The men pace excitedly, awaiting Lolita’s return. But oh! Out pops Dateline’s Chris Hansen instead! He’s male, pushing 50, and doesn’t look like he wants to play. Their faces fall like the Twin Towers. They mistake him for a cop. ‘Did you come to have sex with a 13-year-old?’ he asks. ‘Oh no, sir,’ they splutter, ‘nothing could be further from my mind.’

Then he brings out a transcript of their original web chat and asks them a bunch of questions about it – not to titillate, no God no – but in order that we viewers might forge a better understanding of the twisted mindset of the child sex predator.

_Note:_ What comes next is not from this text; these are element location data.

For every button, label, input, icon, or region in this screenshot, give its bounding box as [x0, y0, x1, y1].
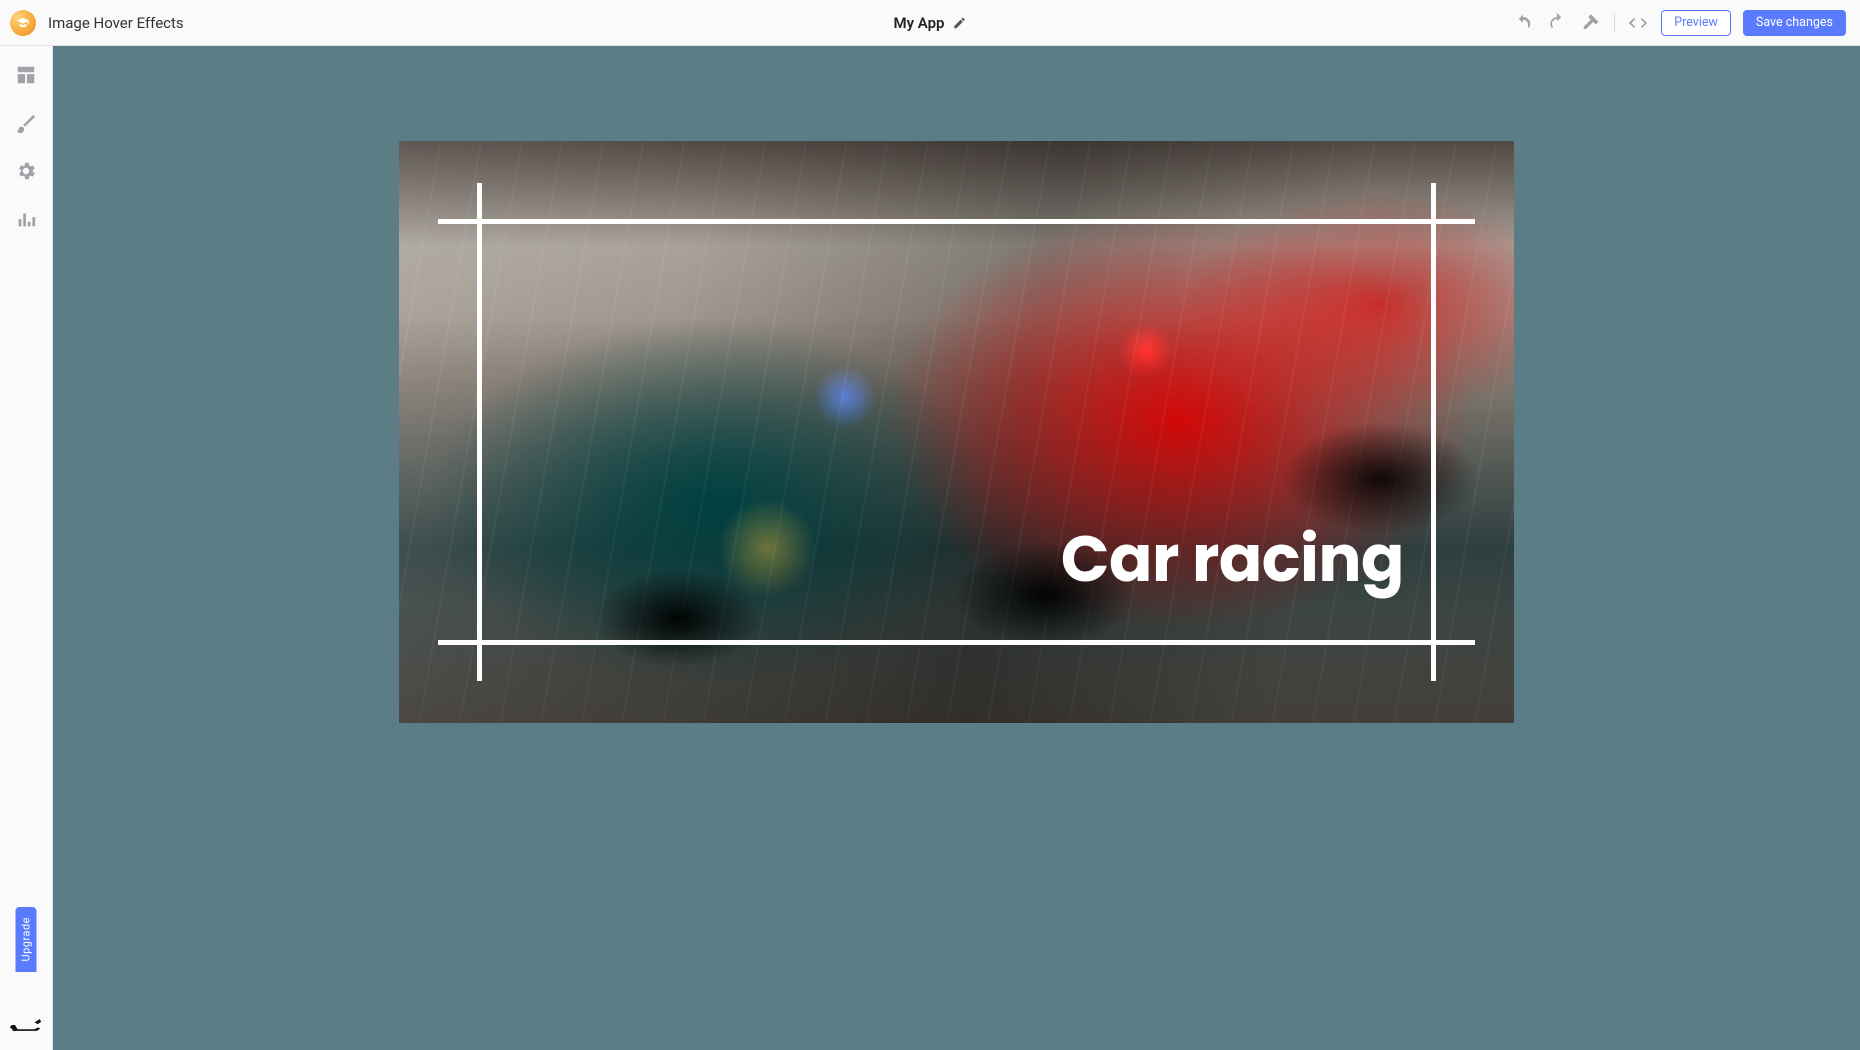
canvas-area[interactable]: Car racing: [53, 46, 1860, 1050]
frame-top: [438, 219, 1475, 224]
brand-icon[interactable]: [10, 10, 36, 36]
code-icon: [1628, 13, 1648, 33]
build-button[interactable]: [1580, 12, 1602, 34]
app-title-group: My App: [893, 14, 966, 32]
build-icon: [1581, 13, 1601, 33]
sidebar: Upgrade: [0, 46, 53, 1050]
pencil-icon[interactable]: [953, 16, 967, 30]
sidebar-item-brush[interactable]: [9, 106, 43, 140]
sidebar-item-analytics[interactable]: [9, 202, 43, 236]
breadcrumb: Image Hover Effects: [48, 14, 184, 32]
upgrade-label: Upgrade: [20, 917, 33, 962]
chart-icon: [15, 208, 37, 230]
frame-bottom: [438, 640, 1475, 645]
card-caption: Car racing: [1061, 512, 1404, 607]
frame-right: [1431, 183, 1436, 681]
brush-icon: [15, 112, 37, 134]
card-image: [399, 141, 1514, 723]
sidebar-item-layout[interactable]: [9, 58, 43, 92]
hat-icon: [16, 16, 30, 30]
layout-icon: [15, 64, 37, 86]
undo-button[interactable]: [1512, 12, 1534, 34]
shell: Upgrade Car racing: [0, 46, 1860, 1050]
sidebar-item-settings[interactable]: [9, 154, 43, 188]
redo-button[interactable]: [1546, 12, 1568, 34]
image-hover-card[interactable]: Car racing: [399, 141, 1514, 723]
app-title: My App: [893, 14, 944, 32]
preview-button[interactable]: Preview: [1661, 10, 1731, 36]
code-button[interactable]: [1627, 12, 1649, 34]
topbar-actions: Preview Save changes: [1512, 10, 1846, 36]
toolbar-separator: [1614, 13, 1615, 33]
topbar: Image Hover Effects My App Preview Save …: [0, 0, 1860, 46]
frame-left: [477, 183, 482, 681]
upgrade-button[interactable]: Upgrade: [16, 907, 37, 972]
dog-icon[interactable]: [9, 1014, 43, 1036]
gear-icon: [15, 160, 37, 182]
save-button[interactable]: Save changes: [1743, 10, 1846, 36]
redo-icon: [1547, 13, 1567, 33]
undo-icon: [1513, 13, 1533, 33]
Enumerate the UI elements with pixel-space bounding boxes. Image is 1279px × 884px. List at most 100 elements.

And because it’ll make us guffaw like cartoon donkeys when they desperately try to explain away all the references to blowjobs and penis size in their chatroom chinwag. It’s the back-pedalling Olympics.

After making them sweat for several minutes, Chris reveals his camera crew and tells them they’re on national television. Ta da! You’re on Paedle’s About! At this point their faces tend to fall still further. They start crying and begging. Some of them probably poo themselves, although they don’t show that. But the worst is yet to come: at this point, Chris unexpectedly waves them goodbye, and they walk out, sighing with relief … only to walk face-first into a bunch of armed police who hurl them to the ground and arrest them. Then we get to see them being interviewed AGAIN, this time by the police, who aren’t quite as debonair and charming as Chris
(and are markedly less keen on poring over all the online sex talk than him).